Untuk pertama kalinya aku menerima dana BIDIKMISI pada pencairan dana di semester awal sejumlah Rp 5.200.000 dirasa cukup  untuk biaya hidup selama enam bulan, meski pas-pasan. Pada semester berikutnya dana BIDIKMISI yang diterima hanya Rp 3.600.000. Menyedihkan memang, hanya cukup untuk sekedar biaya makan, itupun kurang jika harus makan 3 kali sehari. Katanya sih biaya hidup, apa disangka hidup mahasiswa hanya untuk makan. Sungguh banyak kebutuhan lain, buku pun tak punya. Kadangkala inilah yang membuatku lupa diri, tidak bersyukur, aku lupa aku telah diberikan  beasiswa, telah diberi kemudahan yang tanpa beasiswa itu aku tak kan mungkin bisa kuliah. Maafkan aku wahai orang-orang yang berkuasa, sungguh aku berkeyakinan banyak yang kondisi ekonominya seperti aku. Hanya bergantung pada beasiswa BIDIKMISI, tiada bantuan  dari orangtua. Tapi sayang diantara banyak yang  sepertiku banyak juga yang sebenarnya mampu. Itu sebabnya yang tak mampu tak bersuara dan akhirnya memampu-mampukan diri memutuskan untuk mengubah keluh menjadi peluh.
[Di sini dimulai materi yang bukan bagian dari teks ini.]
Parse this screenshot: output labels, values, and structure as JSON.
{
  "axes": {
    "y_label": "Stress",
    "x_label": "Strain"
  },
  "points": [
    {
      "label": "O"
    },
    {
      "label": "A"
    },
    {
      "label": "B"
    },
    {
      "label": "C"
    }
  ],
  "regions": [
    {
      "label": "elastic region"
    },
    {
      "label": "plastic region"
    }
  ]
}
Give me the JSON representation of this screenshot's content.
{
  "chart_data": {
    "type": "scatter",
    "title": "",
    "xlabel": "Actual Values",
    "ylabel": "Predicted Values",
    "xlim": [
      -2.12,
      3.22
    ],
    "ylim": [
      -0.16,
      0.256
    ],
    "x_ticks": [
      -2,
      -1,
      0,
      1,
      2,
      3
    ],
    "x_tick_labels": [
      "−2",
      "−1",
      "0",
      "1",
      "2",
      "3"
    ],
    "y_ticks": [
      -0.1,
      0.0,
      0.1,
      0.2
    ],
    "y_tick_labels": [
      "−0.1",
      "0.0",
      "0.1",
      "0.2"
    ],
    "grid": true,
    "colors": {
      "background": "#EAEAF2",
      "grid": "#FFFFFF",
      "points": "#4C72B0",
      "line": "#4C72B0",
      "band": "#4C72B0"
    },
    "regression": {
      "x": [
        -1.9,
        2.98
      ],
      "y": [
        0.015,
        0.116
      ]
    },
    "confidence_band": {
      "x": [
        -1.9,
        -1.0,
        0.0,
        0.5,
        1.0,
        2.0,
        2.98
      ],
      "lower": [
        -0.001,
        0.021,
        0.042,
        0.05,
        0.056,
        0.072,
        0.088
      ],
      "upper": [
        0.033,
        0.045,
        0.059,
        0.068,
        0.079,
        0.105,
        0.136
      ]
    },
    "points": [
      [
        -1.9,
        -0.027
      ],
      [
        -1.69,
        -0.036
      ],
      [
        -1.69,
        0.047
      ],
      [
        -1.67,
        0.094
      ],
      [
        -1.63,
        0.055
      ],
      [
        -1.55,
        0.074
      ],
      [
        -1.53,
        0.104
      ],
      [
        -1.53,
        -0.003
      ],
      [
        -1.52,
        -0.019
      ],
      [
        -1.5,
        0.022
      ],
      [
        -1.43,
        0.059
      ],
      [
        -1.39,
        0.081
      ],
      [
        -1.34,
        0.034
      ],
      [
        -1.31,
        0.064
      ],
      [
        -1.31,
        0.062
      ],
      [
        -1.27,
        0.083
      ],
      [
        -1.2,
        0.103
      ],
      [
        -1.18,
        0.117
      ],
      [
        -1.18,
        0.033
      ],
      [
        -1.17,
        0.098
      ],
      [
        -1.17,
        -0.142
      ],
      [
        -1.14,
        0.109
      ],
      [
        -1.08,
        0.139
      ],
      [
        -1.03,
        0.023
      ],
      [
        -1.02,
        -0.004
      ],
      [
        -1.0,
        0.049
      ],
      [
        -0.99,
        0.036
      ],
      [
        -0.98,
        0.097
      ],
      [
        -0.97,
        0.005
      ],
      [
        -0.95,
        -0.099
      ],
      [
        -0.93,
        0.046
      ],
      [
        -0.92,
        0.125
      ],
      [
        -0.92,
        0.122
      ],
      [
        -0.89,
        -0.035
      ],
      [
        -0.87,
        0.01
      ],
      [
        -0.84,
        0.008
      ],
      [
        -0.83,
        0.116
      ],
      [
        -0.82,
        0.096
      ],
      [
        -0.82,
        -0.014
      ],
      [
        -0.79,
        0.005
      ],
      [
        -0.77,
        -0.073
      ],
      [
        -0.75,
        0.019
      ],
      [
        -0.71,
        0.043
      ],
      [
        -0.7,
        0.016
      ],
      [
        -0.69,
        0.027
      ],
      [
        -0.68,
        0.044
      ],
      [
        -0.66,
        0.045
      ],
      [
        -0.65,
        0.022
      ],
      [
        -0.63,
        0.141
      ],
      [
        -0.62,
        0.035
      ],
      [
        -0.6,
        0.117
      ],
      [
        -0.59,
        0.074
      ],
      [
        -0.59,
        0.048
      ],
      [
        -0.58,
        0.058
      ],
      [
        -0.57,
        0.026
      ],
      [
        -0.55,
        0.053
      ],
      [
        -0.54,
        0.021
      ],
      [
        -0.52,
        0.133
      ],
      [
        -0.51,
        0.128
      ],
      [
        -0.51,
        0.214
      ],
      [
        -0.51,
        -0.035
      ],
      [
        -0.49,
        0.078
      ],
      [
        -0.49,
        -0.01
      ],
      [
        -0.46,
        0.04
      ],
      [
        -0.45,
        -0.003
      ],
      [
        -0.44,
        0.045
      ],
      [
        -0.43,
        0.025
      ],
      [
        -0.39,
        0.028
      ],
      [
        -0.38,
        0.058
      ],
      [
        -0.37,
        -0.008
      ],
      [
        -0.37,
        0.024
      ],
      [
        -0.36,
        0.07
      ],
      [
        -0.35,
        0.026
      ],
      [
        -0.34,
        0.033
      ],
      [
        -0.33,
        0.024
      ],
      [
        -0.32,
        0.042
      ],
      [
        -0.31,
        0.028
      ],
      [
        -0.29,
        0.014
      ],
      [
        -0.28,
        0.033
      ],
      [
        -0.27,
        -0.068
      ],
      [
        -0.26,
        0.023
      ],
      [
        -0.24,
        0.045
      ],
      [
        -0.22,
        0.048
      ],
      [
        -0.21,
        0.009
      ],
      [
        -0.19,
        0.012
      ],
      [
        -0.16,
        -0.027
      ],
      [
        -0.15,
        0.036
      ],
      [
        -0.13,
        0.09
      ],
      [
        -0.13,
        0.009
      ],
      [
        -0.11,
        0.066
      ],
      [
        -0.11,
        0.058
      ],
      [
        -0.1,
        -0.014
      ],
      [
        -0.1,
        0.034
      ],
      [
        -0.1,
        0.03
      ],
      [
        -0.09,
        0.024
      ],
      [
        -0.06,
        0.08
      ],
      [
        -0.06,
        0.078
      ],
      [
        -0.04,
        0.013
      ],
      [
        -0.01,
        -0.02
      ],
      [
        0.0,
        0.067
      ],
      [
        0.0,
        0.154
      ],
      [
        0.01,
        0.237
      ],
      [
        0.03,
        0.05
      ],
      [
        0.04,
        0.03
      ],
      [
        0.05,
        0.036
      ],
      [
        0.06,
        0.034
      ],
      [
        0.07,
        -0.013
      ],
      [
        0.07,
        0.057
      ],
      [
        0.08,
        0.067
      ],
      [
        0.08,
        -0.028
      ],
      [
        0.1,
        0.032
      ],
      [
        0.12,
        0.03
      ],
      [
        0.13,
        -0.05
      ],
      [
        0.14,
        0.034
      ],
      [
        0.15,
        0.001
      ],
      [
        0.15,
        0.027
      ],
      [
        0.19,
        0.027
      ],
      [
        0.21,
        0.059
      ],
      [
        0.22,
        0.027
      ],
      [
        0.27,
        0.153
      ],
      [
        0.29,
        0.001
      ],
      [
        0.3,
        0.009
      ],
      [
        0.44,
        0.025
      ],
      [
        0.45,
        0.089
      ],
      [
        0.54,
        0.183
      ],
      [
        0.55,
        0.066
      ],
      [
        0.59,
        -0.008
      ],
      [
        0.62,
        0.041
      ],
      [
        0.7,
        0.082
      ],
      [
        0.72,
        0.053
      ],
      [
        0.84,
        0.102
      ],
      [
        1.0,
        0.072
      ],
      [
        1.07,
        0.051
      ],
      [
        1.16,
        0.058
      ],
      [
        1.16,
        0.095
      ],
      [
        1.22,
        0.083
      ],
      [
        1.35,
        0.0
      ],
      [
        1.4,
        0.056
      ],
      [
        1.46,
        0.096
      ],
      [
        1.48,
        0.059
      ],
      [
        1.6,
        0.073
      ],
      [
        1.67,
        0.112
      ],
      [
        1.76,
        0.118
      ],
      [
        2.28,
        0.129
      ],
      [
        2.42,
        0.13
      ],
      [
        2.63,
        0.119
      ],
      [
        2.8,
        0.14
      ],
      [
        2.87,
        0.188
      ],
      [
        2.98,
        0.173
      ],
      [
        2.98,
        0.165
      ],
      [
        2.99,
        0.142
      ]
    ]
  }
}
Akupun berusaha memampu-mampukan diri, pekerjaan kucari, namun sulit mendapatkan pekerjaan paruh waktu. Lalu aku mencari pekerjaan yang sekaligus bisa memberikanku tumpangan tempat tinggal. Aku tinggal dan bekerja di sebuah rumah makan, aku sudah sedikit mampu tapi ada juga tugas-tugas kuliahku yang tidak selesai. Yang lebih menyedihkan, kondisi kesehatanku agak menurun. Jam lima pagi harus bangun dan bekerja hingga sebelum berangkat kuliah, setelah pulang langsung bekerja lagi. Jarang ada waktu di siang hari untuk meluruskan badan barang sebentar. Sebab rumah makan yang kutinggali hanya ruko yang tak berkamar. Aku tidur di lantai, diantara meja-meja digelar tikar disitu badan yang malang ini beristirahat setelah jam sepuluh malam. Tengah malam terasa dingin lantai tempat badan direbahkan, pikiran jauh mengembara teringat kampung halaman, teringat rumah tempat berlindung. Terbayang Ibu, Ayah dan adik-adik yang ditinggalkan, saat seperti ini meneteslah air mata mengingat peruntungan badan. Sang Ayah hanya buruh Tani yang tak kuat lagi bekerja setelah hampir dua tahun sakit-sakitan, sedangkan Ibu buruh cuci yang bekerja mencuci pakaian orang. Bagaimana hendak mengharapkan kiriman. Bukan untung yang harus disesalkan tapi nasiblah yang harus diubah, sebab itu aku bertahan karena kepadaku harapan itu ditumpukan.Harapan yang tiada patut disia- siakan. Aku ingin menjadi Doktor. Semoga Dunia dan Hati Damai Bersalaman.